- Accompanying the full profile of Rare Book School in the NYT this week, Jennifer Schuessler also posted "The Rare Book Scholar's Secret Weapon," a look at the Hinman Collator.
- Jennifer Howard posted an initial installment about her Rare Book School visit this summer (when I was very pleased to have the chance to meet her in real life, instead of just on Twitter), "But Is It a Book?" This one focuses on a conversation Howard had with Michael Suarez about the nature of the book and where eBooks fit. It's a great post, and I look forward to the rest of the series.
- The Lilly Library has unveiled a large digital collection, The War of 1812 in the Collections of the Lilly Library. See also the press release.
- Something to add to your reading list: Ted Scheinman's essay at The Millions, "Tristram Shandy, Dilettante: Laurence Sterne and the Pleasures of Attention-Deficit Literature".
- Over at Booktryst this week, a series of posts highlighting rare book trade ads from 1902. They start here.
- Esther Yi has an Atlantic.com post about the Digital Public Library of America, which this week received a $1 million grant from the NEH.
- At The Collation, Erin Blake documents "How (not) to mend a tear."
- HRC archivist Micah Erwin writes about his attempt to use crowd-sourced knowledge to identify manuscript scraps used as binder's waste. Also see the Flickr page where the scraps are being posted for discussion.
- Anthony Tedeschi profiles some of the first books printed in Maori at Antipodean Footnotes. He also documents how early printers of Maori texts set up their typecases.
- In the NYT Magazine this week, Ronen Bergman's "A High Holy Whodunit" covers the mysterious history of the Aleppo Codex, and profiles some of those still working to find the missing section of the text.
- The "You've Got Mail" series on the Houghton Library blog goes all the way back to Hellenistic Egypt this week, with a 2nd-century letter on papyrus.
- An archivist at the Watt Library in Greenock, Scotland found a cache of old book stashed in a cupboard behind a file cabinet.
- From Biblioguerilla, a 1556 copy of a Spanish translation of Erasmus in sheets.
- The NYT's Campaign Stops blog has added a "Historically Corrected" category, a project of the C.V. Starr Center for the Study of the American Experience at Washington College.
- A.J. Jacobs admits he has a blurbing problem, and Colson Whitehead shares his rules on "How to Write."
- A first English edition of Machiavelli's The Prince failed to meet expectations at an Aylsham auction this week; bidding only reached £15,000, under the £25,000-30,000 estimate.
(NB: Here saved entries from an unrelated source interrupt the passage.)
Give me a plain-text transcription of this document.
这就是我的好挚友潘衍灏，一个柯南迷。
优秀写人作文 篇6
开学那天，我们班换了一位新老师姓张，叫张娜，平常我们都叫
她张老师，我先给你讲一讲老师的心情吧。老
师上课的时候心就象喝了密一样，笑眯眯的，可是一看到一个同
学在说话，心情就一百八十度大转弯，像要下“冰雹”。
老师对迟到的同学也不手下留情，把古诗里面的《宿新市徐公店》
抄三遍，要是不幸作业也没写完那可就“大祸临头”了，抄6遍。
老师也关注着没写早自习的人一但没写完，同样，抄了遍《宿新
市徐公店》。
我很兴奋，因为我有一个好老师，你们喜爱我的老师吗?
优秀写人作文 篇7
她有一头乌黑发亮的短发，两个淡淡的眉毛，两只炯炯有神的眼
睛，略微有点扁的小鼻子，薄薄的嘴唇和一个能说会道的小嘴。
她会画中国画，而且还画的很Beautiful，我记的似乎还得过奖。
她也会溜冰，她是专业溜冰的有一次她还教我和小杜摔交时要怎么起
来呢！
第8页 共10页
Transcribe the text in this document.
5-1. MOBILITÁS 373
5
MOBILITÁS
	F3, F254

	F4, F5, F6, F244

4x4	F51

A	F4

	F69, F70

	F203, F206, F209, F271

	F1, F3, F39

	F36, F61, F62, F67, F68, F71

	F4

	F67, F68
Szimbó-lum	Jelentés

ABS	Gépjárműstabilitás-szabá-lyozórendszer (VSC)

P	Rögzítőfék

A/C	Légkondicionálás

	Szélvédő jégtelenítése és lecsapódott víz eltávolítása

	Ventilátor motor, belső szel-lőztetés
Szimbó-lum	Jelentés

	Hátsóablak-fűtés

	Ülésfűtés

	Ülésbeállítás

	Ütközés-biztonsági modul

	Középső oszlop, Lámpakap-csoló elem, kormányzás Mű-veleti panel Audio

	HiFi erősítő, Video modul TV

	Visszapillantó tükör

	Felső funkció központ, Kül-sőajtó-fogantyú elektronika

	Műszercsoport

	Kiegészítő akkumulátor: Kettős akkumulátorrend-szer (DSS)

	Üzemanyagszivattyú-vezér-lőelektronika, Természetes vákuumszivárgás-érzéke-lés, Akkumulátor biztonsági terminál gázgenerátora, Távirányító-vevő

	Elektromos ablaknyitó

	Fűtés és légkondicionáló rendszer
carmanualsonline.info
- Over on the Ticknor Society blog, a look at The Cost Books of Ticknor and Fields and their Predecessors, 1832-1858, including a dissection of one of the entries in the book.
- From the Exeter Working Papers in Book History series, Ian Maxted and Ron Impey examine two early printed books in the Exeter collections in which the printer "seizes the opportunity to answer or forestall criticsm."
Reviews
- David Rees' How to Sharpen Pencils; review by Bruce McCall in the NYTimes.
- Russell Potter's Pyg; review by Frances Stead Sellers in the WaPo.
- Paul Thomas Murphy's Shooting Victoria; review by John Sutherland in the NYTimes.
- Deborah Harkness' Shadow of Night; review by Paula Woods in the LATimes.
- Jacques Bonnet's Phantoms on the Bookshelves; review by Michael Dirda in the WaPo.